First Time Seeing the Pareto Plot

People Use This?
python
pareto
visualize
Published

December 15, 2022

Pareto Plot?

I have spent a good amount of time taking online classes and reading books around Machine Learning, Data Science and Visualizations and have never heard of this plot before. I found it while looking around at Interview questions for a Data Analyst role and it would be a shame to have lost a job to not knowing this. Again though, I am not a stranger to this kind of content and have never ever seen this plot before discussed.

Looking around at some of the cheat sheets, it does not even exist. In this cheatsheet, the closest is the Column + line timeline here. And, if you search it by name in the r-charts site it also doesn’t exist:

So, What is This?

So, the Pareto Plot is a plot which attempts to visualize which factor among a set of categories has the most impact mixing a Bar Chart and a Cumulative Sum Chart. There is no default plot for this in matplotlib nor for seaborn so it wil have to be made itself. In practice, this is just two graphs on the same plot using the same data so it’s not too hard to solve.

The good news is that this has already been solved thanks to this wonderful gentleman Tyler Marrs.

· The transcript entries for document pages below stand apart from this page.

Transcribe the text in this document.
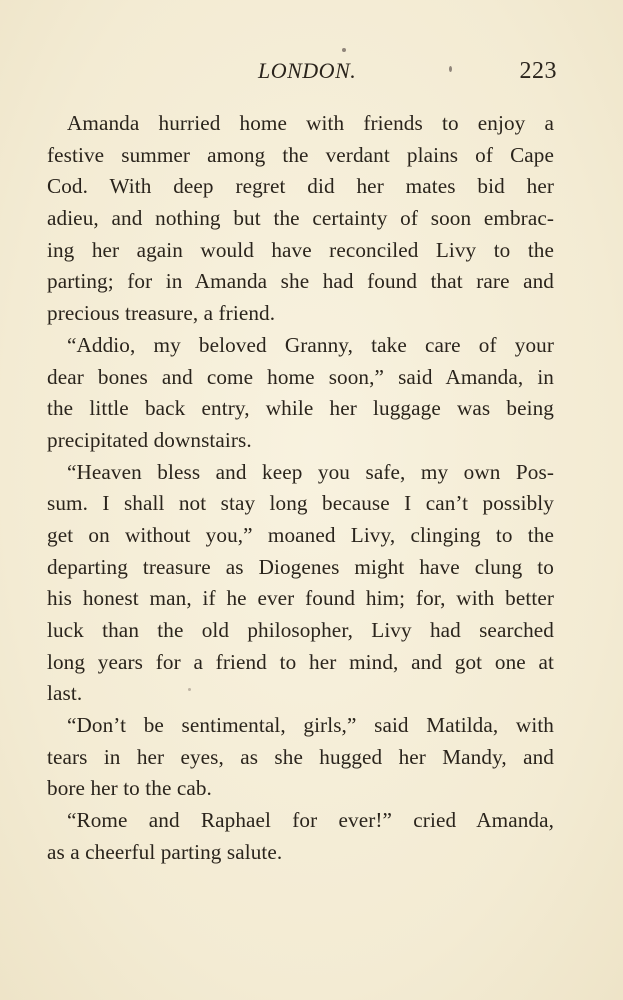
LONDON.	223
Amanda hurried home with friends to enjoy a
festive summer among the verdant plains of Cape
Cod. With deep regret did her mates bid her
adieu, and nothing but the certainty of soon embrac-
ing her again would have reconciled Livy to the
parting; for in Amanda she had found that rare and
precious treasure, a friend.
“Addio, my beloved Granny, take care of your
dear bones and come home soon,” said Amanda, in
the little back entry, while her luggage was being
precipitated downstairs.
“Heaven bless and keep you safe, my own Pos-
sum. I shall not stay long because I can’t possibly
get on without you,” moaned Livy, clinging to the
departing treasure as Diogenes might have clung to
his honest man, if he ever found him; for, with better
luck than the old philosopher, Livy had searched
long years for a friend to her mind, and got one at
last.
“Don’t be sentimental, girls,” said Matilda, with
tears in her eyes, as she hugged her Mandy, and
bore her to the cab.
“Rome and Raphael for ever!” cried Amanda,
as a cheerful parting salute.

So, we’ll use his code - and take it apart and explain why it works, I might add - in a play example. And no, we’re not going to be using his example since I honestly do not find it believable.

We’re going to pretend that we are a Non-Profit that invests money in a bunch of different kinds of companies. And, we’re worried about what our legal obligations are so we’ve cleaned the data so that we can only see the type of business it is along with the actual amount of investments. So, we’ll make some pretend data with the Faker package.

# fake compay type and fake investments.
company = [ fake.company_suffix() for _ in range(100)]
investments = [ random.randint(1,10) for _ in range(100)]

If you ask me this question normally, I would simply use a group by along some kind of aggregation function like this:

data = pd.DataFrame({'company':company, 'investments':investments})
sumData = data.groupby('company').sum().reset_index().sort_values('investments', ascending=False)
sumData
company investments
3 Ltd 127
0 Group 117
5 and Sons 108
4 PLC 95
2 LLC 72
1 Inc 63

For me - and I would expect most people - this would work fine since this is what was asked for. But, someone is going to apparently ask me to give them the results as one of these Pareto Plots. Let’s look through Tyler’s code here and figure out what he’s done step by step.

xlabel = x
ylabel = y
tmp = df.sort_values(y, ascending=False)
x = tmp[x].values
y = tmp[y].values
weights = y / y.sum()
cumsum = weights.cumsum()

Ok, so first we’ll grab the names of the columns create a new data frame by sorting the y column descending. Then the values are extracted from both columns for later use. Next, the percentage is calculated by broadcasting the sum of values to divide by all of them. Then, the cumulative sum of all of percentages is added up.

fig, ax1 = plt.subplots()
ax1.bar(x, y)
ax1.set_xlabel(xlabel)
ax1.set_ylabel(ylabel)

Next, a subplot is created at the bar graph is attached on one of the axis followed by labelling the X and Y axis labels.

ax2 = ax1.twinx()
ax2.plot(x, cumsum, '-ro', alpha=0.5)
ax2.set_ylabel('', color='r')
ax2.tick_params('y', colors='r')

I had never seen the twinx() function before but my guess would of been that it was to share the first axis for the second subplot. And, that looks to be correct: The twinx() function in pyplot module of matplotlib library is used to make and return a second axes that shares the x-axis. The -ro is what is setting the red circle at each point; this is something from matplotlib I had to look up. The Y label is blanked and the colors are set to red.

vals = ax2.get_yticks()
ax2.set_yticklabels(['{:,.2%}'.format(x) for x in vals])

The values from the the Y Axis are pulled and then their format is corrected/updated. That is a really nice touch.

# hide y-labels on right side
if not show_pct_y:
    ax2.set_yticks([])

formatted_weights = [pct_format.format(x) for x in cumsum]
for i, txt in enumerate(formatted_weights):
    ax2.annotate(txt, (x[i], cumsum[i]), fontweight='heavy')   

There is a default argument to suppress the Y axis ticks - which I have kept as default. Then the percentage numbers are added to each of the points before they are displayed.

pareto_plot(sumData, x='company', y='investments', title='Investment by Company Type')

There we go! The Ltd business type is where we’re investing most of our money. I have to admit that I don’t find this chart very useful at all. Looking around, it appears that it is commonly used for helping visualize malfunctions in a manufacturing context. Maybe if there were 20 of these categories then I could perhaps see a use but I’m not well convinced of this.
Anyways, that’s all there is to the Pareto Plot.